Loop und Reverse Loop
Ein Loop wird per Tastendruck in voreingestellter Länge eingefangen. Da der Zyklus manuell ausgelöst wird und nahtlos läuft, aber nicht beat-synchronisiert wird, ist es anzuraten, zunächst mit 100 Prozent WET oder voll DRY zu arbeiten. Wenn der Takt nicht genau getroffen oder der BPM-Wert nicht korrekt ausgewertet wurde, kann es zu einem Versatz kommen, der in der Mischung zu unangenehm auffallenden Holperern führt.

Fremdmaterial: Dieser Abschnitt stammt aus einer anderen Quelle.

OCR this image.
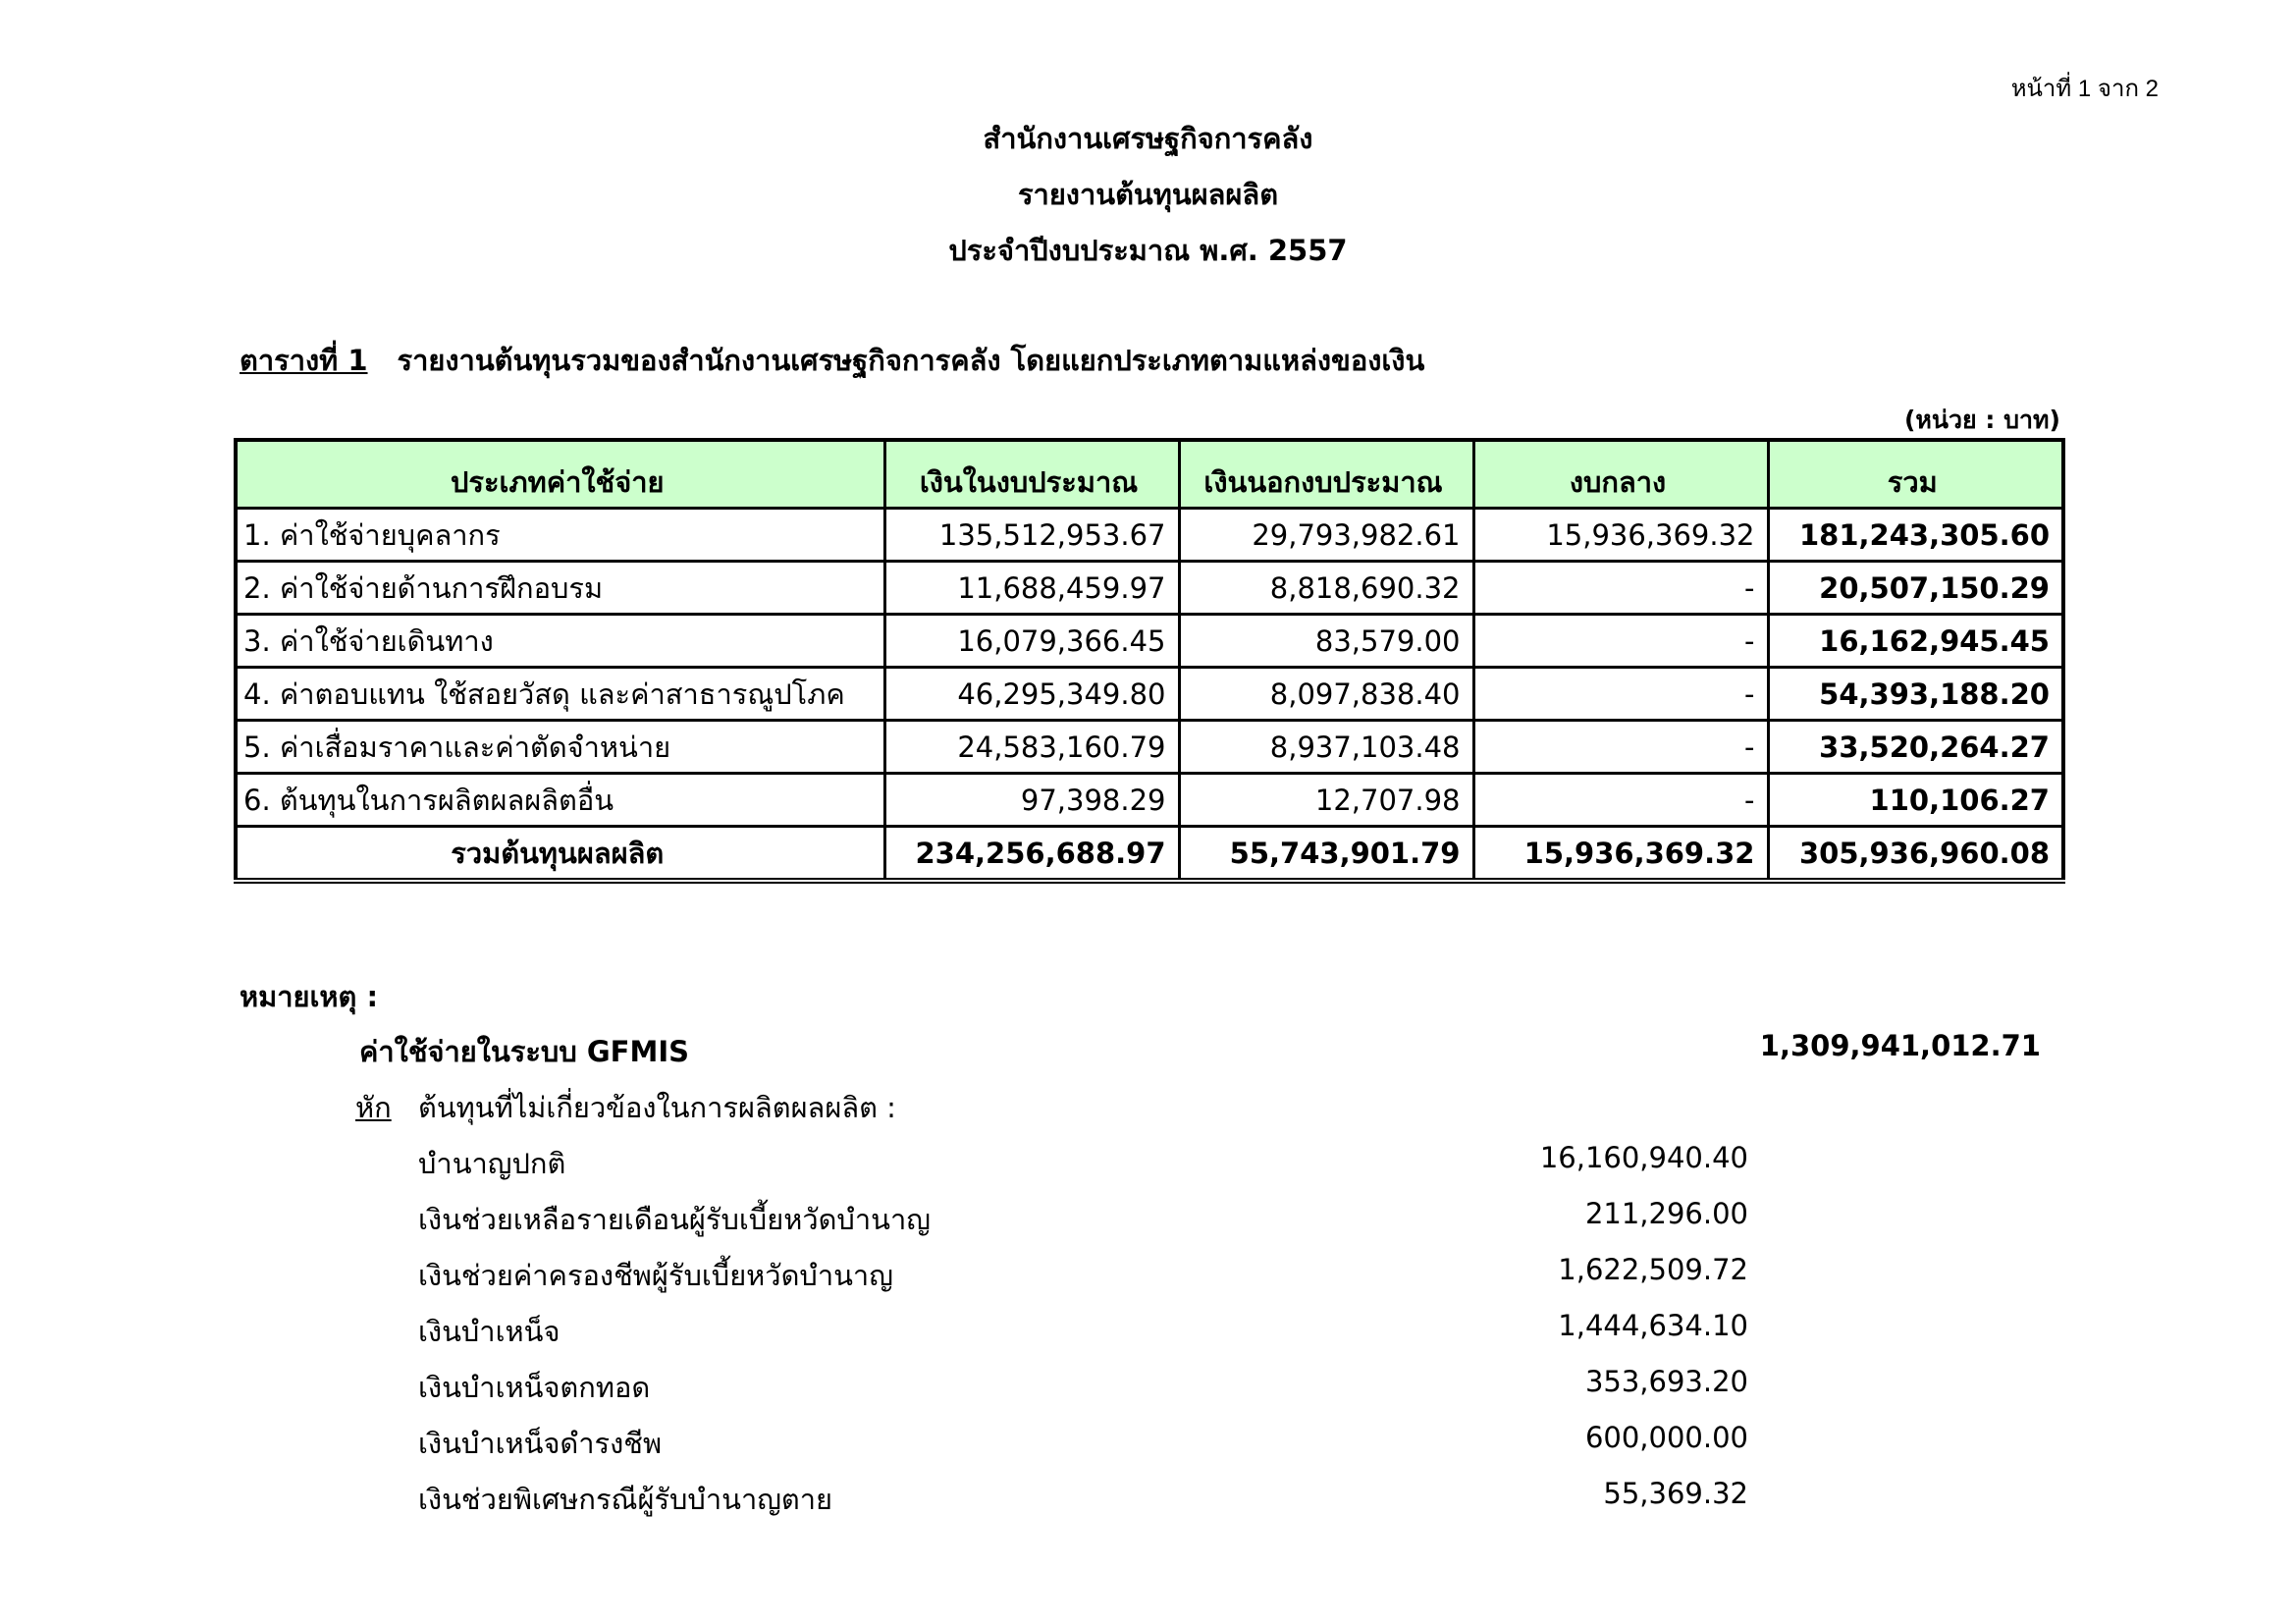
หน้าที่ 1 จาก 2
สำนักงานเศรษฐกิจการคลัง
รายงานต้นทุนผลผลิต
ประจำปีงบประมาณ พ.ศ. 2557
ตารางที่ 1 รายงานต้นทุนรวมของสำนักงานเศรษฐกิจการคลัง โดยแยกประเภทตามแหล่งของเงิน
(หน่วย : บาท)
ประเภทค่าใช้จ่าย	เงินในงบประมาณ	เงินนอกงบประมาณ	งบกลาง	รวม
1. ค่าใช้จ่ายบุคลากร	135,512,953.67	29,793,982.61	15,936,369.32	181,243,305.60
2. ค่าใช้จ่ายด้านการฝึกอบรม	11,688,459.97	8,818,690.32	-	20,507,150.29
3. ค่าใช้จ่ายเดินทาง	16,079,366.45	83,579.00	-	16,162,945.45
4. ค่าตอบแทน ใช้สอยวัสดุ และค่าสาธารณูปโภค	46,295,349.80	8,097,838.40	-	54,393,188.20
5. ค่าเสื่อมราคาและค่าตัดจำหน่าย	24,583,160.79	8,937,103.48	-	33,520,264.27
6. ต้นทุนในการผลิตผลผลิตอื่น	97,398.29	12,707.98	-	110,106.27
รวมต้นทุนผลผลิต	234,256,688.97	55,743,901.79	15,936,369.32	305,936,960.08
หมายเหตุ :
ค่าใช้จ่ายในระบบ GFMIS	1,309,941,012.71
หัก ต้นทุนที่ไม่เกี่ยวข้องในการผลิตผลผลิต :
บำนาญปกติ	16,160,940.40
เงินช่วยเหลือรายเดือนผู้รับเบี้ยหวัดบำนาญ	211,296.00
เงินช่วยค่าครองชีพผู้รับเบี้ยหวัดบำนาญ	1,622,509.72
เงินบำเหน็จ	1,444,634.10
เงินบำเหน็จตกทอด	353,693.20
เงินบำเหน็จดำรงชีพ	600,000.00
เงินช่วยพิเศษกรณีผู้รับบำนาญตาย	55,369.32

Bei den Loop-FX übernehmen die Beat-Tasten die Aufgabe eines Loopcutters und halbieren oder verdoppeln die Längen in einem Rahmen von 1/16 bis 8/1 Beats. Der Reverse-Loop-FX funktioniert wie ein Standard-Loop, das entnommene Audiomaterial spielt jedoch rückwärts. Mit den Loop-Effekten kann der DJ, ein bisschen Konzentration vorausgesetzt, auch Rolls und Censors im Stile von Serato-Scratch-Live erzeugen. Dazu blendet er wiederholt zwischen dem (Reverse-) Loop und dem weiterlaufenden Original-Track. Das ist etwas komplizierter als mit SSL-MIDI-Shortcuts, zudem müssen der Originalsong und die Schleife absolut synchron takten. Obendrein wäre ein Dry/Wet Fader mit Hard-Cut dieser Aufgabe eventuell besser gewachsen. Für die besagten Einsatzbereiche kann der DJ, sollten die beiden Audiosignale aus dem Gleichlauf geraten, den Originalsong per Jogwheel bremsen. Pitch-Bend für die Loops sind nicht dabei.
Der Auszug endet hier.